Poppers : analyse juridique des décisions

L'actu du CHRD, Poppers — 2 août 2013

PoppersConseil d’Etat et poppers

Analyse faite par le Conseil d’État dans ses décisions des 15 mai 2009 et 3 juin 2013

Le Conseil d’État, dans ses décisions du 15 mai 2009 et du 3 juin 2013, a annulé successive-ment le décret du 20 novembre 2007 et l’arrêté du 29 juin 2011, qui interdisaient la commercialisation des produits contenant des nitrites d’alkyle, dénommés poppers. Voici les principaux éléments du raisonnement qui a guidé la haute juridiction administrative, en se référant au texte même de ses deux arrêts.

Les produits contenant des nitrites d’alkyle présentent effectivement un caractère toxique. Si leur utilisation peut entraîner des risques, la toxicité est toutefois faible aux doses inhalées habituelles.

Les accidents liés à des intoxications qui ont été recensés, relativement rares, sont observés en association avec d’autres produits ou résultent d’usages anormaux des substances considérées.

Aucune étude scientifique ou enquête sérieuse n’est produite qui permettrait de corroborer la position du Gouvernement.

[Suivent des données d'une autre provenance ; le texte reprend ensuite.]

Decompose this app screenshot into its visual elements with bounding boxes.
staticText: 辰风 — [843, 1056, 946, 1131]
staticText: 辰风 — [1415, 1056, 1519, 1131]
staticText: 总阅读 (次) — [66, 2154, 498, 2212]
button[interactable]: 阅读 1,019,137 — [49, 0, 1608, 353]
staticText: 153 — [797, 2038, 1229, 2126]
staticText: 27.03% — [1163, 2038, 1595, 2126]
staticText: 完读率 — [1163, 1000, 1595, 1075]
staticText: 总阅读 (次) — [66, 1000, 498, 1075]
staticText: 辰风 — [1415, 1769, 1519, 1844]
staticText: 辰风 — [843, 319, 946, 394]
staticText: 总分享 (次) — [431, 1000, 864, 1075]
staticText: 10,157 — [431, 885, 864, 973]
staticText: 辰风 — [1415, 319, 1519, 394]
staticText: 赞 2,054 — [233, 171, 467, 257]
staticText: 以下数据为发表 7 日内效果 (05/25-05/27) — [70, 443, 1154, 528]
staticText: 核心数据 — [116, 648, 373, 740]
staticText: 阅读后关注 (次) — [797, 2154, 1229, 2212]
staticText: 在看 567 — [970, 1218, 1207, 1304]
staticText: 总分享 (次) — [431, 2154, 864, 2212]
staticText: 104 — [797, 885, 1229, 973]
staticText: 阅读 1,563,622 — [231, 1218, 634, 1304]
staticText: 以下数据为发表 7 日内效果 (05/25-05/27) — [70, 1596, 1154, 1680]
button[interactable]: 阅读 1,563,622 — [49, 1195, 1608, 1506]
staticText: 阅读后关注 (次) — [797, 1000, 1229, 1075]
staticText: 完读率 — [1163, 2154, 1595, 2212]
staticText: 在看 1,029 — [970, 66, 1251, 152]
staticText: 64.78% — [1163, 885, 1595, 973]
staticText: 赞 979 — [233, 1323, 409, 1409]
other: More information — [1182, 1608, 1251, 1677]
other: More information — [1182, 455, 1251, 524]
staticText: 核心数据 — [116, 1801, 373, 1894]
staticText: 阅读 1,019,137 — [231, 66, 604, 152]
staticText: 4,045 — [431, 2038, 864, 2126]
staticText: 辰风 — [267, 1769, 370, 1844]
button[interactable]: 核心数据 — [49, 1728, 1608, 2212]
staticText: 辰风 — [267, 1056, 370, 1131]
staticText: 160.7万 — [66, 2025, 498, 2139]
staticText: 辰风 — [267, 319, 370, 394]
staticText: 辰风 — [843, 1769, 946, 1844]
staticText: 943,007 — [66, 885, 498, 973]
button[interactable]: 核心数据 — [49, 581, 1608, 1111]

Il ressort des pièces des dossiers :

– d’une part, que la mesure d’interdiction totale édictée par le décret du 20 novembre 2007 était excessive et disproportionnée au regard des risques entraînés par la commercialisation des pro-duits pour la santé et la sécurité des consommateurs ;

– d’autre part, qu’il n’est pas davantage établi que ces substances présenteraient un risque de pharmacodépendance ou d’abus, entachant ainsi l’arrêté du 29 juin 2011 ayant décidé une interdiction sur le fondement de la réglementation relative aux stupéfiants.

Le Conseil d’État a cependant envisagé l’éventualité d’une réglementation de l’étiquetage ou du conditionnement des produits, ainsi que de leur mode d’utilisation, ce qui justifierait l’adoption de restrictions partielles (comme l’interdiction de vente aux mineurs). Des campagnes de communication seraient sans doute également utiles.

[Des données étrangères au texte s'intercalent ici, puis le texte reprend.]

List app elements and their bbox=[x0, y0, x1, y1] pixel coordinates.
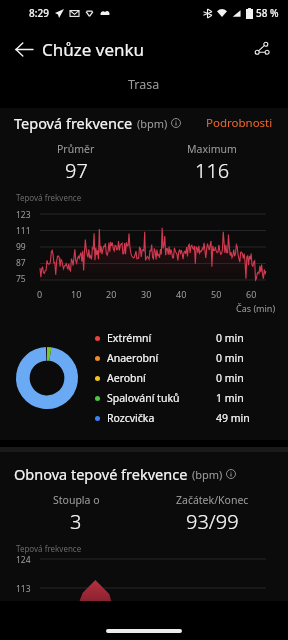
staticText: 116 bbox=[195, 157, 230, 184]
button[interactable]: Podrobnosti bbox=[204, 113, 275, 133]
staticText: Čas (min) bbox=[236, 302, 276, 314]
staticText: Rozcvička bbox=[107, 411, 216, 425]
staticText: 0 min bbox=[216, 331, 274, 345]
staticText: 123 bbox=[16, 209, 31, 221]
staticText: 30 bbox=[141, 288, 152, 300]
button[interactable]: Aerobní bbox=[95, 368, 274, 388]
staticText: Tepová frekvence bbox=[14, 113, 133, 133]
staticText: Začátek/Konec bbox=[176, 493, 249, 507]
staticText: 49 min bbox=[216, 411, 274, 425]
staticText: Podrobnosti bbox=[206, 115, 273, 131]
staticText: 113 bbox=[16, 583, 31, 595]
staticText: Obnova tepové frekvence bbox=[14, 464, 188, 484]
button[interactable]: Extrémní bbox=[95, 328, 274, 348]
staticText: Extrémní bbox=[107, 331, 216, 345]
staticText: 60 bbox=[246, 288, 257, 300]
staticText: 99 bbox=[16, 241, 26, 253]
staticText: 10 bbox=[71, 288, 82, 300]
staticText: 75 bbox=[16, 273, 26, 285]
staticText: Maximum bbox=[187, 142, 237, 156]
staticText: 87 bbox=[16, 257, 26, 269]
button[interactable]: Rozcvička bbox=[95, 408, 274, 428]
staticText: 0 min bbox=[216, 371, 274, 385]
staticText: 20 bbox=[106, 288, 117, 300]
staticText: Tepová frekvence bbox=[16, 543, 82, 554]
staticText: 97 bbox=[65, 157, 88, 184]
staticText: Trasa bbox=[128, 76, 160, 93]
staticText: Stoupla o bbox=[53, 493, 100, 507]
staticText: 124 bbox=[16, 554, 31, 566]
staticText: Spalování tuků bbox=[107, 391, 216, 405]
staticText: 50 bbox=[211, 288, 222, 300]
staticText: Chůze venku bbox=[42, 38, 145, 61]
staticText: 111 bbox=[16, 225, 31, 237]
staticText: (bpm) bbox=[137, 116, 168, 131]
button[interactable]: Anaerobní bbox=[95, 348, 274, 368]
staticText: Průměr bbox=[57, 142, 95, 156]
staticText: 0 bbox=[37, 288, 43, 300]
staticText: 0 min bbox=[216, 351, 274, 365]
button[interactable]: Trasa bbox=[13, 76, 275, 98]
staticText: 3 bbox=[70, 508, 82, 535]
staticText: 58 % bbox=[256, 6, 279, 20]
staticText: 1 min bbox=[216, 391, 274, 405]
button[interactable]: Back bbox=[6, 31, 42, 67]
staticText: 93/99 bbox=[186, 508, 239, 535]
button[interactable]: Share bbox=[244, 31, 280, 67]
staticText: Anaerobní bbox=[107, 351, 216, 365]
staticText: Tepová frekvence bbox=[16, 192, 82, 203]
staticText: (bpm) bbox=[192, 467, 223, 482]
button[interactable]: Spalování tuků bbox=[95, 388, 274, 408]
staticText: 40 bbox=[176, 288, 187, 300]
staticText: 8:29 bbox=[29, 6, 49, 20]
staticText: Aerobní bbox=[107, 371, 216, 385]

Ainsi, le Conseil d’État, l’une des cours souveraines de la France, a été amené à prendre position sur la question controversée de la toxicité des poppers, avec toute l’autorité que lui confère son statut. Il ne sera pas possible de négliger, tant dans notre pays qu’au sein de l’Union européenne, l’analyse qu’il a, en toute connaissance de cause, retenue.

Ajoutons que le décret du 26 mars 1990, qui interdisait déjà certains poppers, à base de nitrites de butyle et de pentyle, ayant été abrogé par un récent décret du 13 mai 2013, le raisonnement du Conseil d’État et l’effet utile de l’annulation de l’arrêté du 29 juin 2011 valent pour tous les nitrites d’alkyle : butyle, pentyle, propyle et isopropyle.

L’annulation d’un texte étant par nature rétroactive, cet arrêté ministériel est censé n’avoir jamais existé. Dès lors, toute personne, physique ou morale, qu’elle soit fabricant, grossiste ou détaillant, est fondée à réclamer et à obtenir de l’État un dédommagement, correspondant à l’entier préjudice financier qu’elle a illégalement subi.